With all his involvement in the industry, McCarthy has his own ideas about how the digital transition should go. So far, it hasn't gone as he thinks it should.
"If we had a chance to start over with the digital transition, I would have treated this as a national industry policy," he says. "We are trying to transition the consumer electronics, television, cable, satellite and intellectual-property industries. They all should have linked arms and moved forward into the digital transition together. I wouldn't have launched the transition without some framework to make that happen."
He acknowledges, however, that hindsight is 20/20. "I think it would be nice to have some sort of digital TV czar or czarina," who can set some hard deadlines with authority.

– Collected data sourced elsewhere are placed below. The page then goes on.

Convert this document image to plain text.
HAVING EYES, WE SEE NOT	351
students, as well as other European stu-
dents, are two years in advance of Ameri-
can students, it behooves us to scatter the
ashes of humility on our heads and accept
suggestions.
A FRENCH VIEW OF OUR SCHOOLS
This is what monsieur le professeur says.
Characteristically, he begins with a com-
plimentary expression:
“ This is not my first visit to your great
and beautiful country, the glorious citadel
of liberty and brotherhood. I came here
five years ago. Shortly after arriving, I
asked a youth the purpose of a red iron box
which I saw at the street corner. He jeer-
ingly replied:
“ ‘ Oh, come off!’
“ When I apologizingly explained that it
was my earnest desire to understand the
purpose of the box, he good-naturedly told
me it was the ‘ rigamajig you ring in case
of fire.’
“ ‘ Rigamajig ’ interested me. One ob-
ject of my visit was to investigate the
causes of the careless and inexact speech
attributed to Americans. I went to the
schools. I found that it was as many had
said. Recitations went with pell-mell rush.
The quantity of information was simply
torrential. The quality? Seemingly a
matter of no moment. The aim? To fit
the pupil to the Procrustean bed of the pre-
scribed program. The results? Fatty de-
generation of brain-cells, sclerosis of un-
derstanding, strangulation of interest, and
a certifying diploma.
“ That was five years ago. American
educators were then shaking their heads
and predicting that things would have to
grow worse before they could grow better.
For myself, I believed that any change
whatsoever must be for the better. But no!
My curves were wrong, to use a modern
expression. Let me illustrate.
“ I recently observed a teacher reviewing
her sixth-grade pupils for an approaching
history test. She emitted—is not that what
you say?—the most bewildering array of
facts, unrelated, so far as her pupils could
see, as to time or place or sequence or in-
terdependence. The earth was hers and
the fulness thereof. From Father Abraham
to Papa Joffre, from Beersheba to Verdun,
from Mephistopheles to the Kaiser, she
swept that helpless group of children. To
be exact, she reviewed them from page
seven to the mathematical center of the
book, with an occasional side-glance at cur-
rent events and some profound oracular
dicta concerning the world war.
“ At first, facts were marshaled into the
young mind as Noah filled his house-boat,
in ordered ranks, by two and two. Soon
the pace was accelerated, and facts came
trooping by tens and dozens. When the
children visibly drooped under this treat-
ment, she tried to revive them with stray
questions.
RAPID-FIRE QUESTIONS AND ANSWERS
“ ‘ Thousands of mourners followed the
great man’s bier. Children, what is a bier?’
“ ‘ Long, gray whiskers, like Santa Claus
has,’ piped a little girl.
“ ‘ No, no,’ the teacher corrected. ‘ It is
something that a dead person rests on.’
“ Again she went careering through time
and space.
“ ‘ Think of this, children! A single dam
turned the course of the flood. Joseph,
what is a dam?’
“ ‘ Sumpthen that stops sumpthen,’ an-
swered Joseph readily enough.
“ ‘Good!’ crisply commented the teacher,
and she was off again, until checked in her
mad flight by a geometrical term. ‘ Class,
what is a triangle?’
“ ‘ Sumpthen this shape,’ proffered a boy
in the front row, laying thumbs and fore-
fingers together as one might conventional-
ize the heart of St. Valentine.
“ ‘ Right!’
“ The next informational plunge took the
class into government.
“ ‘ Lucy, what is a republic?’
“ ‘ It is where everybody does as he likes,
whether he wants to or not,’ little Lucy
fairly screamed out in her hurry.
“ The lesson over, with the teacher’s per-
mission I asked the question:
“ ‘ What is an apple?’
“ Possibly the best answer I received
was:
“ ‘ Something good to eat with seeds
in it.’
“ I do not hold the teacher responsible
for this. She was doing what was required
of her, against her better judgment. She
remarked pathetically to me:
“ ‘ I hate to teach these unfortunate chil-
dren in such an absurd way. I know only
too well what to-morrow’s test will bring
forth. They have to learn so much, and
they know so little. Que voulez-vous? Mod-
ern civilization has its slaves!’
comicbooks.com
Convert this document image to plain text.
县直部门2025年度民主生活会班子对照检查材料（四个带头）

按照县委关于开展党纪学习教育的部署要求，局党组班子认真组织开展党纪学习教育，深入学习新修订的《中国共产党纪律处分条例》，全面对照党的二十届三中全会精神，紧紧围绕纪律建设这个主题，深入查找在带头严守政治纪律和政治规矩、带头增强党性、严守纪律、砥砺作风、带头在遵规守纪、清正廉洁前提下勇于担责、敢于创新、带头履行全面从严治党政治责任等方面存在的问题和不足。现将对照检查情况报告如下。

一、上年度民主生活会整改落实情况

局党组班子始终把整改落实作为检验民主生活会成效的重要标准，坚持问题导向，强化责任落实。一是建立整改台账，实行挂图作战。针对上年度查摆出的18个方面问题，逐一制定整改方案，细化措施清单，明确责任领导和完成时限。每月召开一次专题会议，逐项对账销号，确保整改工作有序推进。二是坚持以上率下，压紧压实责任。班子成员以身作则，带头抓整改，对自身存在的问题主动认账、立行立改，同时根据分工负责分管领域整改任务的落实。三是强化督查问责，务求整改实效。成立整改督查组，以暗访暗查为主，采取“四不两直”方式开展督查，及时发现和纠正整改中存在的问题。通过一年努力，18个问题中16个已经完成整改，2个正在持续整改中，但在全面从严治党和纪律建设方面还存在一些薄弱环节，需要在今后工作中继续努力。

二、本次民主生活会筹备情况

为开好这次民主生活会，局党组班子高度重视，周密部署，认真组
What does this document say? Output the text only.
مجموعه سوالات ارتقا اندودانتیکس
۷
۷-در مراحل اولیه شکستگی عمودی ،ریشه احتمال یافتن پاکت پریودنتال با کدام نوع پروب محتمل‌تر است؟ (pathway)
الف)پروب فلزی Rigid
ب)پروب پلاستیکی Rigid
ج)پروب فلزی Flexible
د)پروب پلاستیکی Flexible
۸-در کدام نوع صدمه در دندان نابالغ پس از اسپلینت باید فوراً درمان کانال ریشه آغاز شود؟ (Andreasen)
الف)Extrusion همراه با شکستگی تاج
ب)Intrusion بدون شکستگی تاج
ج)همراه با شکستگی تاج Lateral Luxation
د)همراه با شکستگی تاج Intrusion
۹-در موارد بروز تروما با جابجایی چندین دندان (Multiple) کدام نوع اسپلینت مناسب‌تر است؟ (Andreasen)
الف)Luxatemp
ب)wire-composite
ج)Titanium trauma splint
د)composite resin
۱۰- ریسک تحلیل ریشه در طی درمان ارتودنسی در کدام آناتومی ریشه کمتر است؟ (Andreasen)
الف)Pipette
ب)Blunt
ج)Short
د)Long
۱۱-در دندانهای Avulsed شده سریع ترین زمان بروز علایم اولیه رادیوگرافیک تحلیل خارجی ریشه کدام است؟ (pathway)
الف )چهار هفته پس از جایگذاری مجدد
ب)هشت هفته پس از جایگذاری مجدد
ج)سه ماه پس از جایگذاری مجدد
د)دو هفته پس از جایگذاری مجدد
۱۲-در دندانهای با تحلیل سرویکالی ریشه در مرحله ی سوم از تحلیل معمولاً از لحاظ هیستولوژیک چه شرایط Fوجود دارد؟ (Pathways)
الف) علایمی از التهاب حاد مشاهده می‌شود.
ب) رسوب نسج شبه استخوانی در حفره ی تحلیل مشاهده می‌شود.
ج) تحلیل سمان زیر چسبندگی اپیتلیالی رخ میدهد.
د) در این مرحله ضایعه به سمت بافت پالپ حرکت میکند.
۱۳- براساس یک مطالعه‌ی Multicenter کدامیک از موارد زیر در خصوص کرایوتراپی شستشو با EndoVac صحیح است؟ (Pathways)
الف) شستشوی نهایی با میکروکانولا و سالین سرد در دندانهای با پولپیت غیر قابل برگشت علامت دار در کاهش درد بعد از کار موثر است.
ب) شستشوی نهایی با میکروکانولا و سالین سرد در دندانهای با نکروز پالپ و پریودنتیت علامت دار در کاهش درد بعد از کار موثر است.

McCarthy approaches all his jobs—top exec at Belo, DTV guru, board member extraordinare—with a thorough understanding of the issues. That's not surprising, given his background.
McCarthy's first real job after graduating from the London School of Economics with a master's degree was as an analyst for the Legislative Reference Service. There he handled issues pertaining to monetary policy and provided research for a range of things, including speeches, testimony, constituent mail and articles.
After a couple years in Washington—with a one-year break for a term in the Army National Guard—McCarthy went to law school. Attending at night part of the time, he worked for the Nixon White House as a speechwriter in the Office of Telecommunications Policy.
Graduating from law school in September 1973, he left government service and joined Washington law firm Dow, Lohnes & Albertson. That job opened the door to a career in media and telecommunications.
He stayed at Dow, Lohnes for 12 years, serving a variety of media clients and working his way up from associate to partner. He left the firm in 1985, after helping his client, then called A. H. Belo Corp., wrap up a $600 million purchase of TV stations from Dun & Bradstreet.
"After eight straight days of 15-hour-per-day negotiations, I got to know the Belo people well," McCarthy says. A year later, he moved his family to Dallas, where he has helped Decherd build a $1.5 billion media company that owns or manages 20 TV stations and employs about 7,250.